Results of the August 2004 Technical Meeting
in Philadelphia
Location and Date:
University of Pennsylvania, Philadelphia, 22-27 August 2004
Participants:
-
Robert Casties, Max-Planck-Institute for the History of Science, Berlin
-
Peter Damerow, Max-Planck-Institute for the History of Science, Berlin
-
Madeleine Fitzgerald, University of California
-
Malcolm Hyman, Harvard University
-
Steve Tinney, University of Pennsylvania
-
Dirk Wintergrün, Max-Planck-Institute for the History of Science, Berlin
Critical Issues:
-
Web presentation (access system):
-
FileMaker Solution
-
We will continue to use this solution until a better solution is working (e.g., eXist, Zope-SQL).
-
We will not migrate to FM 7 Server Advanced (replaces FM Unlimited) at this time because the effort is about the same as for migrating to another solution and FM Server Advanced is not yet available anyway.
-
UCLA will add a separate FM server and use FMWVCS and Apache on port 80 for stability, security, and to resolve the XP/Explorer issue.
-
The Berlin CDLI server arrangement (see diagram) is not appropriate for UCLA.
-
Zope-SQL Solution
-
Will be developed in parallel with current CDLI system by Berlin team.
-
Features will include login facilities for editing user privileges, preferences, and profiles.
-
RDF trees would be nice.
-
Will integrate zogilib (digilib) and Berlin's version control technology.
- Extended Zope solution with rdf-generated tree is now available on-line.
-
eXist Solution
-
Will be developed in parallel with current CDLI system by Steve Tinney.
-
Will integrate multiple projects with templates based on identifier for contributing institutions/projects (branding).
-
Dynamic preparation of static solutions.
-
May integrate zogilib (digilib) and Berlin's version control technology.
-
Workflow:
-
Catalogues
-
Decision made to review and document CDLI catalogue database (last defined in October 2001).
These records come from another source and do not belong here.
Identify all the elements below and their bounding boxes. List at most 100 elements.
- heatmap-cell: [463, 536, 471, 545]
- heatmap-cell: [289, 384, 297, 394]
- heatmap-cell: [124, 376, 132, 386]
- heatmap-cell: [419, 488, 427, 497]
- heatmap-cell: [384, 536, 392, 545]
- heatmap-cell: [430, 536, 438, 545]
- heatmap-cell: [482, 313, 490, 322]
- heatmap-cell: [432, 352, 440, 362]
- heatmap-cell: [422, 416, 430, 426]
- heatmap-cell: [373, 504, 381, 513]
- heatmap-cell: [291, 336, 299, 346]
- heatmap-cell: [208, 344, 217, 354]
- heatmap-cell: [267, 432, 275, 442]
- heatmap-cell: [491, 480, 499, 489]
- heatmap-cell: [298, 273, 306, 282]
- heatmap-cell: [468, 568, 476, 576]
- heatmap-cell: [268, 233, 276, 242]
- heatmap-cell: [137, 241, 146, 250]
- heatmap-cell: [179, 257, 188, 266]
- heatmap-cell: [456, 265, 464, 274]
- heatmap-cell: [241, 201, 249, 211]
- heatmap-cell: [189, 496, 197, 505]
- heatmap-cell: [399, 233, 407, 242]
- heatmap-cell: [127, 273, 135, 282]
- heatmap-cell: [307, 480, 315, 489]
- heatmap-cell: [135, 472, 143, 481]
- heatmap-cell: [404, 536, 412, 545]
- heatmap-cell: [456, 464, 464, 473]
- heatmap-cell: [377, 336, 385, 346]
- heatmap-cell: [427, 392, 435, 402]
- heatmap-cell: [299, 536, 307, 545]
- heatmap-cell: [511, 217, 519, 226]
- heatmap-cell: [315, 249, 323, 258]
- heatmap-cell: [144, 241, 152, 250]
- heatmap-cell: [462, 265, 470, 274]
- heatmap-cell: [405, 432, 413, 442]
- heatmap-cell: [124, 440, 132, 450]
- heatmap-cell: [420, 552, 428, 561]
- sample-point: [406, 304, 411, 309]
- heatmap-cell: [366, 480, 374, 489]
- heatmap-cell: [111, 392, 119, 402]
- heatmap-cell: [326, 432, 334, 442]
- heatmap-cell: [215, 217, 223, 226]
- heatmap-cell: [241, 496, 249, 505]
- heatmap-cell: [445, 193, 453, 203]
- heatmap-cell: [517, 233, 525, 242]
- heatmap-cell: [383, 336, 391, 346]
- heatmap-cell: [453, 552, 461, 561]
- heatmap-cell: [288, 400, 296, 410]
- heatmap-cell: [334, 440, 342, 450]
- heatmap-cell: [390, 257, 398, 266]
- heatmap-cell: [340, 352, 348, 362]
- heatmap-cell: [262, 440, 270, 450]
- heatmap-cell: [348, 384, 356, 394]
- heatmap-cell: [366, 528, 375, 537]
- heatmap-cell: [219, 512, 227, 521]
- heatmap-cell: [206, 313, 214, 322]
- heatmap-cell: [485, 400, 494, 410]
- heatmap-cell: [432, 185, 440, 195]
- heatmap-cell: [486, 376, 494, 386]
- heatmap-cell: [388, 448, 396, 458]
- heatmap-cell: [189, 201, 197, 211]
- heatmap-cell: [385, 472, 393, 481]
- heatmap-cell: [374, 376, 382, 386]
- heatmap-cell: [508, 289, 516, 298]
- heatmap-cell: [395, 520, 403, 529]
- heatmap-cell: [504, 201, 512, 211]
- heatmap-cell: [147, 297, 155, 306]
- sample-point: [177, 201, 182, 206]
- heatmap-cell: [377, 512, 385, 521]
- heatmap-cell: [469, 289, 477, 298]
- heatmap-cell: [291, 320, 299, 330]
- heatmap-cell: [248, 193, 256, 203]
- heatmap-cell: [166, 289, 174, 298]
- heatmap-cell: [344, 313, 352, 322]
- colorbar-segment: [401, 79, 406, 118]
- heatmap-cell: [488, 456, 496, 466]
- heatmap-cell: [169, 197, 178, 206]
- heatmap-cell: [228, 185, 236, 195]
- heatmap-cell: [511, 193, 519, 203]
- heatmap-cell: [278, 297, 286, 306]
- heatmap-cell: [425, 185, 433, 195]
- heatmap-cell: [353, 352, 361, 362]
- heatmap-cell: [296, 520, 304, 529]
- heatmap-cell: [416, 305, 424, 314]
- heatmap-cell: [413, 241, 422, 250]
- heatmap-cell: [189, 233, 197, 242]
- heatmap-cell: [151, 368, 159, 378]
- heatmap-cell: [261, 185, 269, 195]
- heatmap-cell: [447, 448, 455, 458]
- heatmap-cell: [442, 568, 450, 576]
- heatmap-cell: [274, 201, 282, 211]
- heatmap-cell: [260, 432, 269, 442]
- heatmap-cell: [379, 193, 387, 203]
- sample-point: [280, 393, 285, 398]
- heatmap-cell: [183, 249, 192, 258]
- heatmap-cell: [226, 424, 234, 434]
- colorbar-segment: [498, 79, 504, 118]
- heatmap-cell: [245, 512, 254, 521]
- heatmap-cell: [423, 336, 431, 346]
Madeleine has begun
on-line documentation
of exemplar and composite catalogues.
-
The system for incorporating additions and updates to the centrally administered catalogues at UCLA was discussed. Finding the differences between versions of the catalogue is very difficult, and the problem has yet to be resolved.
-
The question was discussed of how to handle joins in the catalogue so that fragment-specific information is not lost and so that all joins are presented together/linked. The issue was not resolved.
-
Latest catalogue of unpublished Jena Ur III texts with numerous corrections was integrated into the full CDLI catalogue.
-
Transliterations
-
Discussion of workflow problems to be resumed at December meeting.
-
Berlin version control system will probably be very useful for transliteration correction.
-
Madeleine will provide full inventory of current DCCLT witness and composite transliterations to Steve shortly.
-
Web presentation
-
Problems with automatic mirroring in Berlin were resolved.
-
ATF to web presentation is currently done by formatting ATF files for import into the FileMaker transliteration database using a perl script. The ATF files may or may not produce valid xml files. Steve Tinney is developing tools to present transliterations in their orginial ATF format if they do not conform to the DTD and in a cleaner format using CSS if they do.
-
Currently an image file database is maintained to display images in the text display pages. Steve Tinney is working on a system of mining the image directories to produce lists of available images for web presentation. He is also experimenting with zogilib.
-
Backup and maintenance
-
Robert Casties and Madeleine Fitzgerald established an automatic daily backup of the UCLA CDLI web site to the archival server at UCLA for automatic backup and mirroring to be established in Berlin.
-
Rsyncing of the data was also established between the UCLA archival server and the PSD server in Philadelphia by Robert Casties and Steve Tinney.
-
Tools:
-
Arboreal doc specs now include "Show page image" function for CDLI texts
-
Web service under development to run PSD linguistic services on ATF documents
- Tinney-Hyman Action List
-
Arboreal requirements
- must be able to send out entire XML document in "raw" format
-
ping donatus to find out what backend wants?
-
Donatus requirements
- XML-RPC integration
- capable of farming request to another server using XML-RPC
-
SumKit requirements
-
XSL: maps existing parser output to Donatus backend return format
-
parser needs to produce a single analysis string
-
add slot numbers to analysis
-
XML-RPC integration
-
accepts parse request via XML-RPC
-
raw input is base64 datatype in XML-RPC (XTF file sent as a single base64 base64lob)
-
return analysi/es via XML-RPC
-
a single hash consisting of the following key/value pairs
-
morphHits context-free morph identifications (.hits file) : base64
-
morphContext context-analysis morph identifications (.context file) : base64
-
morphMisses misses list (.misses) : base64
-
morphErrs messages/stderr junk : string
-
documentation of XML-RPC method name and URI
-
Future work
-
integrate addAnalyses function with SumKit hints database
-
Next Meetings:
-
Early December 2004 in California
-
Semi-technical meeting to be attended by Robert Englund, Madeleine Fitzgerald, Steve Tinney, and Niek Veldhuis in preparation for full technical meeting in Spring 2005.
-
Define and document exemplar and composite catalogues
-
Work on join handling issues
-
Discuss coordination of projects
-
March or April 2005 in Los Angeles
-
Full technical meeting to be attended by Robert Casties, Peter Damerow, Robert Englund, Madeleine Fitzgerald, Malcolm Hyman, Steve Tinney, and Dirk Wintergrün.
-
Demonstration of Filemaker alternatives
-
Demonstration of latest versions of zogilib and version control technology
-
Finalization of catalogue definition and documentation and join handling
|